Upheaval in agriculture: Thanks to the heat, and without any mitigation or adaptation, the Midwest and the South could see crop yields drop 10 percent within 25 years — and a one-in-twenty chance of a 20 percent drop. Within 100 years, those drops increase to between 50 and 70 percent. Climate change will likely make other areas of the country more productive for farming, so the food system will have options for adapting. But that will require massive shifts in the makeup of the industry, carrying its own risks.
All these changes — particularly the increases in heat — will also require new sources of electricity to combat. That will likely involve building 95 gigawats of new generating capacity over the next quarter century; the equivalent of about 200 new coal or natural gas power plants, at a cumulative cost of $12 billion a year to rate payers.
“This is the average,” emphasized Sommer. “This is the most likely outcome and it’s not good.”
The presentation was particularly aimed at making the business community aware of the financial risks it faces from climate change. Indeed, according to a new analysis from Ceres, an investment research organization, 43 percent of Fortune 500 companies have already set targets for reducing greenhouse gas (GHG) emissions, improving energy efficiency, or relying more on renewable energy. And 60 percent of the 100 companies have set goals for renewable energy or GHG reductions.
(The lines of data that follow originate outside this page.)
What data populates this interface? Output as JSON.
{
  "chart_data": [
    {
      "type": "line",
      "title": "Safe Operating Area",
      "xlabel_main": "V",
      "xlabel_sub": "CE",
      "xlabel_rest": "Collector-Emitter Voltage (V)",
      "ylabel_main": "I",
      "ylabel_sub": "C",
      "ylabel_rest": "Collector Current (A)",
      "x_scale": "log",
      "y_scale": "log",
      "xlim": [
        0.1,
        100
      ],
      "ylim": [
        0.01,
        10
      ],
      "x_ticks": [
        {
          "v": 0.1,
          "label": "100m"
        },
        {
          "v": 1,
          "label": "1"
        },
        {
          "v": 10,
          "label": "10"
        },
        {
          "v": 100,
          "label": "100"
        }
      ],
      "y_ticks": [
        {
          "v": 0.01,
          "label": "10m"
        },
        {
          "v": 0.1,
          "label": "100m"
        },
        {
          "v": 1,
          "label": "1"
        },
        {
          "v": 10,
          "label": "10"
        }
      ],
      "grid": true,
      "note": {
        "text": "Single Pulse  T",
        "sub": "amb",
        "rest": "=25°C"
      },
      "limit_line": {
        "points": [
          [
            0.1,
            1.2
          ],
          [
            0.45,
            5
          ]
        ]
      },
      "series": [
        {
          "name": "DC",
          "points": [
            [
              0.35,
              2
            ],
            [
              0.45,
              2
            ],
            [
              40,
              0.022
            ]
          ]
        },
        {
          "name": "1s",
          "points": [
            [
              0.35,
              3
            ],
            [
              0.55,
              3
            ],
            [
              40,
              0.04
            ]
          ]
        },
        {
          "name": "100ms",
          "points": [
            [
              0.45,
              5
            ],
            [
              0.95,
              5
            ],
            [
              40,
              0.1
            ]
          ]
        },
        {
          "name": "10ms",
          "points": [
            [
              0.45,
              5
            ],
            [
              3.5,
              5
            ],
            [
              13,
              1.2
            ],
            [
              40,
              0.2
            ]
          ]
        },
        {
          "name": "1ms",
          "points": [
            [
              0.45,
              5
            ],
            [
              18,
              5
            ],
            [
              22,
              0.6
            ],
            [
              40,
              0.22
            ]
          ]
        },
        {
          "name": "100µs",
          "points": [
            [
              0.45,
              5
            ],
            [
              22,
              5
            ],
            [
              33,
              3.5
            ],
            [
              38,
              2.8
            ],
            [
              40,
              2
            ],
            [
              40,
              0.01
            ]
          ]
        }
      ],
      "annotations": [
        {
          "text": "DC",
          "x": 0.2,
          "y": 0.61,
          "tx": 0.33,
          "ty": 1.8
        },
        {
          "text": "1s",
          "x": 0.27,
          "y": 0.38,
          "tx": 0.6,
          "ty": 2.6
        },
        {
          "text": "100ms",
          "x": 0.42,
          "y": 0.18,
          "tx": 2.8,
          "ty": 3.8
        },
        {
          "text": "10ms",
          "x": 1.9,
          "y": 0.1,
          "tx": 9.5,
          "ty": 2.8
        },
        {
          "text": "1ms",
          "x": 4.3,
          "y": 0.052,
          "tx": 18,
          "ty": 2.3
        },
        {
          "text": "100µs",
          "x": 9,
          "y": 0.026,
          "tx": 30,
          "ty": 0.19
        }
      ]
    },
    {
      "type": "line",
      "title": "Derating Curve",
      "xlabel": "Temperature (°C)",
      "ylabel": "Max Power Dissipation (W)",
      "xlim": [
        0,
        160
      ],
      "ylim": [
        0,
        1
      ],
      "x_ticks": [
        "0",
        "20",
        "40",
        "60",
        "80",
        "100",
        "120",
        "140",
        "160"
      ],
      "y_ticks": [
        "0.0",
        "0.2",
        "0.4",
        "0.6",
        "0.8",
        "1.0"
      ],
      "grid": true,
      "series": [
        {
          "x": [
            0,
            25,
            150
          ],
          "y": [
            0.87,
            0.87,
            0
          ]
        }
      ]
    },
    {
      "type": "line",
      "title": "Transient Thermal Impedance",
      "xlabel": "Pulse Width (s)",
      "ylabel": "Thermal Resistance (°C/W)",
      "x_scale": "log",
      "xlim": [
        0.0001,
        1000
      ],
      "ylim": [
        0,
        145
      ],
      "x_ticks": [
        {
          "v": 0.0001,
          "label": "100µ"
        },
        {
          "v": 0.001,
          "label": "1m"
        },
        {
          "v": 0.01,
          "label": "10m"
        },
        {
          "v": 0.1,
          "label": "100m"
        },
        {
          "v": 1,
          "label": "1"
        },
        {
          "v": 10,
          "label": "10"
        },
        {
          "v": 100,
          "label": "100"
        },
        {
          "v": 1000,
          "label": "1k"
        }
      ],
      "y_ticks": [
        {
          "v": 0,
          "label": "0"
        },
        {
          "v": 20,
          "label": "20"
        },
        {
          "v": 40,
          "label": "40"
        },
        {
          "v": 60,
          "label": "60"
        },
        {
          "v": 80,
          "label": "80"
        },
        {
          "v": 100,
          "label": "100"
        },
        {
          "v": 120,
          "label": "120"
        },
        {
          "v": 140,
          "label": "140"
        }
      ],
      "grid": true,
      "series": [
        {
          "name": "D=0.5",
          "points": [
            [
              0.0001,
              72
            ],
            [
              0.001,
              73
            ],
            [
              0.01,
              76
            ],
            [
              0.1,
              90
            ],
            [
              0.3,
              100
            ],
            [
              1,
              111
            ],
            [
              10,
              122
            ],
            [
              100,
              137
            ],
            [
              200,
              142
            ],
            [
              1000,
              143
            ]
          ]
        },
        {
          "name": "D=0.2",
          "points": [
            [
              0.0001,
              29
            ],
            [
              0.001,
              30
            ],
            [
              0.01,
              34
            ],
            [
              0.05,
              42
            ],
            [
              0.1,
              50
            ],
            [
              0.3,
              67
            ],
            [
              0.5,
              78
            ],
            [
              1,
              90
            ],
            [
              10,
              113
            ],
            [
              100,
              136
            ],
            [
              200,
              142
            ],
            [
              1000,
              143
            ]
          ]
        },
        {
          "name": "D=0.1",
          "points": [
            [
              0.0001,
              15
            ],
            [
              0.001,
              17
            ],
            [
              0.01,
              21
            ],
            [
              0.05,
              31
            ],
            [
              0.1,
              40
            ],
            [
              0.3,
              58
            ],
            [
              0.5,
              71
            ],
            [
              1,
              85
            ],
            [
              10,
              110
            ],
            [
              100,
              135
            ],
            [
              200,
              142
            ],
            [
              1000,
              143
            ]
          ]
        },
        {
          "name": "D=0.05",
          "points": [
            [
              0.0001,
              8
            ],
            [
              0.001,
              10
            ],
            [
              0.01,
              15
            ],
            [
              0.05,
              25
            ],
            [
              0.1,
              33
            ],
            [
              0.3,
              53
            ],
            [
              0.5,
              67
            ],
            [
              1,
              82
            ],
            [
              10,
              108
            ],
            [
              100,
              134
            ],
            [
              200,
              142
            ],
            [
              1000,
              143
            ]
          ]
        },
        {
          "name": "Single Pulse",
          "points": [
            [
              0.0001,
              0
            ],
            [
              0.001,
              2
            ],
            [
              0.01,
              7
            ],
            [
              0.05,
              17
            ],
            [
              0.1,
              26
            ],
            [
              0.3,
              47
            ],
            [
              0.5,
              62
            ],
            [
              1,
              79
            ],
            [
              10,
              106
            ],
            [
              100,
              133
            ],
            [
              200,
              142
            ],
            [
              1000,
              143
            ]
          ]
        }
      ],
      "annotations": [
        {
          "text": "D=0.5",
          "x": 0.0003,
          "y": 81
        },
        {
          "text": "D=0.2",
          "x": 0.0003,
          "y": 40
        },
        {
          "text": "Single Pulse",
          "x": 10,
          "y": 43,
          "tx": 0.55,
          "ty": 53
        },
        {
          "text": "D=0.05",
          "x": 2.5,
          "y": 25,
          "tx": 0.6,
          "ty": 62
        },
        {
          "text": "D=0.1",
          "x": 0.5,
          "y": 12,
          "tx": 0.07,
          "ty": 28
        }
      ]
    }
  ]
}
“Investors should insist that companies disclose their exposure to climate risks,” said former Treasury Secretary Robert Rubin, another principal. “That would include costs they may some day have to absorb to address carbon emissions, that would include assets that could be stranded by future climate change measures, and the actual impact that climate change could have.”
But the presenters didn’t just emphasize better business practices; they also pushed for the business community to pressure Congress for better policy. “We really need the business community to be an advocate for a level playing field,” said Steyer. “To solve climate change we really need to change the spreadsheet for American businesses … we need to reward people whose behavior reduces climate risk and penalize people who add to it.”
The new regulations for carbon emissions from existing fossil fuel-fired power plants set by the Environmental Protection Agency are a step in the right direction. But Paulson also noted in his op-ed previewing the study’s release that a national carbon tax would be the best tool to achieve that leveling.
“Many [of these risks] are already baked into the economy,” Paulson acknowledged. “But the good news is if we act immediately we can avoid the very worst outcomes.”